Et Dona Ferentes
I hope that most of you will have by now heard about James Frey’s Full Fathom Five. For those who haven’t, the full New York magazine article can be read here, and John Scalzi’s article here is an excellent summary.
Anyone who has read these, especially if an established author or publisher, should be horrified. I don’t propose to go into great detail about why you should avoid Full Fathom Five, but I can see how it works. Someone brand new to writing, being offered a contract, by best-selling author like Frey, could very well be dazzled by the seeming fruition of their dreams, and I can well understand why they would sign.
Just like vanity publishing, it flatters to deceive, working on ego, ambition, hopes, dreams and innate human nature, the inherent trust we have that good things do happen, to effectively pull a fast one.
So please, read contracts carefully before you sign them, because “oh I didn’t understand/read that” isn’t a defence, and you will be bound by it. This is the second time in as many months I’ve seen a contract that expects the author to be liable for all legal action taken against the story, yet simultaneously stripping the author of any ownership rights for said story.
I’m not a big name author. And as much as I’m a publisher, I’m very small press. Insignificant press really. But take my advice. If a contract says the publisher can take your story, use it any way they like without even crediting that it was your work, that the publisher owns all the copyright, that you don’t get the option of regaining the copyright after a set period of time, that the publisher doesn’t even need to use the story yet can still own it, then do not sign that contract.
The Full Fathom Five contract not only strips the author of copyright (in and of itself not unusual, copyright usually passes to a publisher, but the author gets it back eventually), but appears to strip the author of the moral right to be identified as the author. FFF can use the story, with someone else’s name on it, and you are contractually prohibited from identifying yourself. That’s plain wrong.
My company, eMergent Publishing, is in the process of getting our latest anthologies distributed via the Smashwords Premium Catalogue. The Premium Catalogue only allows for a single author. I created a “ghost author” that represented everyone involved in the book. I’ve been told to revert authorship to my own name, or the book cannot go into the Premium Catalogue. That offends me as a writer and publisher. I did not write these books. Why should my name be attached, in preference to any of the writers involved? There’s a principle at stake here, the moral rights of artists, something enshrined in international conventions like the Berne Convention, and national laws.

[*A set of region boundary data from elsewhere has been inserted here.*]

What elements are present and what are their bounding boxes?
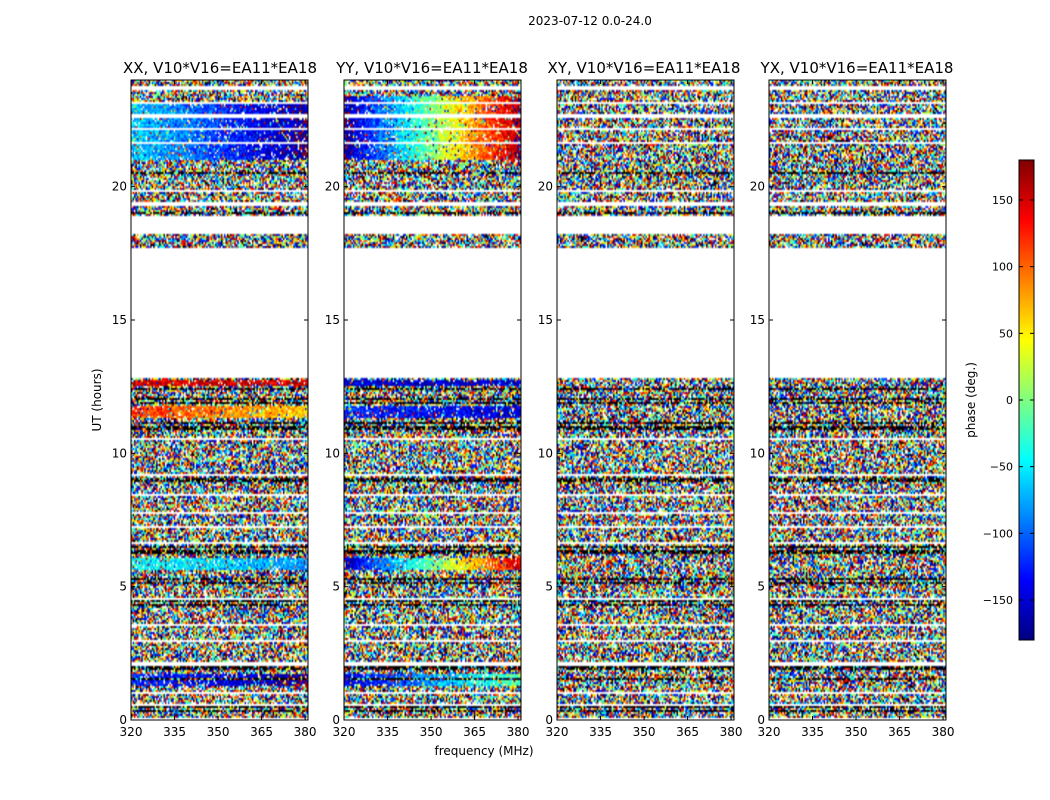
x-tick-label: 335	[376, 725, 399, 739]
x-axis-label: frequency (MHz)	[434, 744, 533, 758]
axes-frame	[556, 79, 735, 721]
x-tick-label: 380	[294, 725, 317, 739]
y-tick-label: 20	[325, 180, 340, 194]
panel-xy: 320 335 350 365 380 0 5 10 15 20 XY, V10*V16=EA11*…	[538, 59, 743, 739]
x-tick-label: 320	[758, 725, 781, 739]
x-tick-label: 350	[207, 725, 230, 739]
x-tick-label: 350	[633, 725, 656, 739]
y-tick-label: 5	[545, 580, 553, 594]
x-tick-label: 320	[333, 725, 356, 739]
panel-title: YX, V10*V16=EA11*EA18	[760, 59, 954, 77]
y-tick-label: 10	[538, 446, 553, 460]
y-tick-label: 20	[112, 180, 127, 194]
x-tick-label: 350	[845, 725, 868, 739]
axes-frame	[130, 79, 309, 721]
x-tick-label: 320	[546, 725, 569, 739]
y-tick-label: 20	[538, 180, 553, 194]
panel-yx: 320 335 350 365 380 0 5 10 15 20 YX, V10*V16=EA11*…	[750, 59, 955, 739]
panel-xx: 320 335 350 365 380 0 5 10 15 20 XX, V10*V16=EA11*…	[112, 59, 317, 739]
colorbar-tick-label: −150	[983, 594, 1013, 607]
colorbar-tick-label: −100	[983, 527, 1013, 540]
colorbar-tick-label: 0	[1006, 394, 1013, 407]
x-tick-label: 380	[932, 725, 955, 739]
colorbar: 150 100 50 0 −50 −100 −150	[983, 159, 1035, 641]
phase-heatmap	[557, 80, 734, 720]
x-tick-label: 365	[888, 725, 911, 739]
x-tick-label: 335	[163, 725, 186, 739]
x-tick-label: 320	[120, 725, 143, 739]
y-tick-label: 5	[757, 580, 765, 594]
phase-heatmap	[131, 80, 308, 720]
x-tick-label: 350	[420, 725, 443, 739]
axes-frame	[768, 79, 947, 721]
y-tick-label: 0	[545, 713, 553, 727]
panel-title: YY, V10*V16=EA11*EA18	[335, 59, 528, 77]
y-tick-label: 15	[538, 313, 553, 327]
colorbar-tick-label: 50	[999, 327, 1013, 340]
y-axis-label: UT (hours)	[90, 368, 104, 431]
y-tick-label: 10	[750, 446, 765, 460]
x-tick-label: 365	[676, 725, 699, 739]
y-tick-label: 0	[119, 713, 127, 727]
panel-yy: 320 335 350 365 380 0 5 10 15 20 YY, V10*V16=EA11*…	[325, 59, 530, 739]
colorbar-tick-label: −50	[990, 461, 1013, 474]
panel-title: XX, V10*V16=EA11*EA18	[123, 59, 317, 77]
axes-frame	[343, 79, 522, 721]
y-tick-label: 0	[332, 713, 340, 727]
y-tick-label: 10	[325, 446, 340, 460]
colorbar-tick-label: 100	[992, 261, 1013, 274]
colorbar-tick-label: 150	[992, 194, 1013, 207]
y-tick-label: 10	[112, 446, 127, 460]
y-tick-label: 15	[750, 313, 765, 327]
phase-heatmap	[769, 80, 946, 720]
x-tick-label: 335	[801, 725, 824, 739]
x-tick-label: 335	[589, 725, 612, 739]
y-tick-label: 15	[112, 313, 127, 327]
panel-title: XY, V10*V16=EA11*EA18	[548, 59, 741, 77]
colorbar-label: phase (deg.)	[964, 362, 978, 438]
x-tick-label: 380	[720, 725, 743, 739]
y-tick-label: 0	[757, 713, 765, 727]
x-tick-label: 365	[250, 725, 273, 739]
phase-heatmap	[344, 80, 521, 720]
x-tick-label: 380	[507, 725, 530, 739]
y-tick-label: 15	[325, 313, 340, 327]
y-tick-label: 5	[332, 580, 340, 594]
y-tick-label: 20	[750, 180, 765, 194]
figure-title: 2023-07-12 0.0-24.0	[528, 14, 652, 28]
y-tick-label: 5	[119, 580, 127, 594]
x-tick-label: 365	[463, 725, 486, 739]
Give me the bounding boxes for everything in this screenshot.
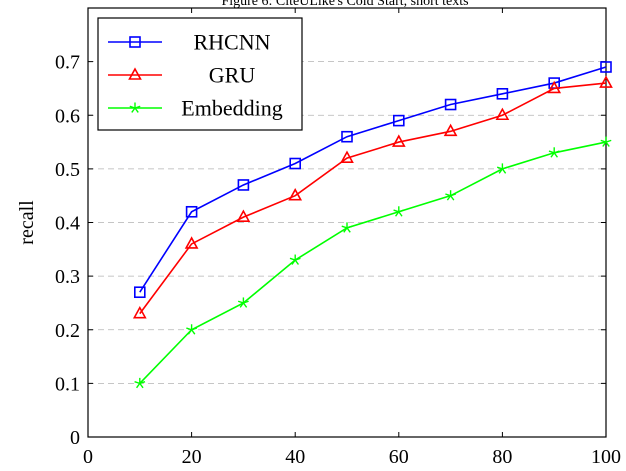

A publishing contract may seem the goal, it may seem exciting. But do consider carefully what is being asked of you when you sign.
What Frey is asking of authors is simply wrong. I can’t say how it “ought” to be done. That’s for each publishing house to decide. At eMergent we license the use of stories, so copyright always remains with the author. We have time-limited exclusive licences, so that if we don’t use a right, it very quickly goes back to the author. And rather than viewing revenue as ours, of which 10% should go to the author, we view the revenue as being the authors, of which 20% goes to us for our services. And we have to damn well justify taking money off of any author.
That’s what we do. It’s different. It’s no more “right” than the practices at Random House, Penguin, etc. But what Frey is doing with Full Fathom Five? That’s just wrong.
So don’t be dazzled by a publishing contract. Read, and think. Get the advice of friends, better yet a lawyer. In the UK, everyone with an offer of a publishing contract is allowed to call The Society of Authors and have them review it to see if it is fair.
And honestly, most publishing contracts are fair.
But not all, and not always. So beware of publishers bearing gifts. Or that bestseller that you wrote? Might be on the shelves under someone else’s name, and nobody would know.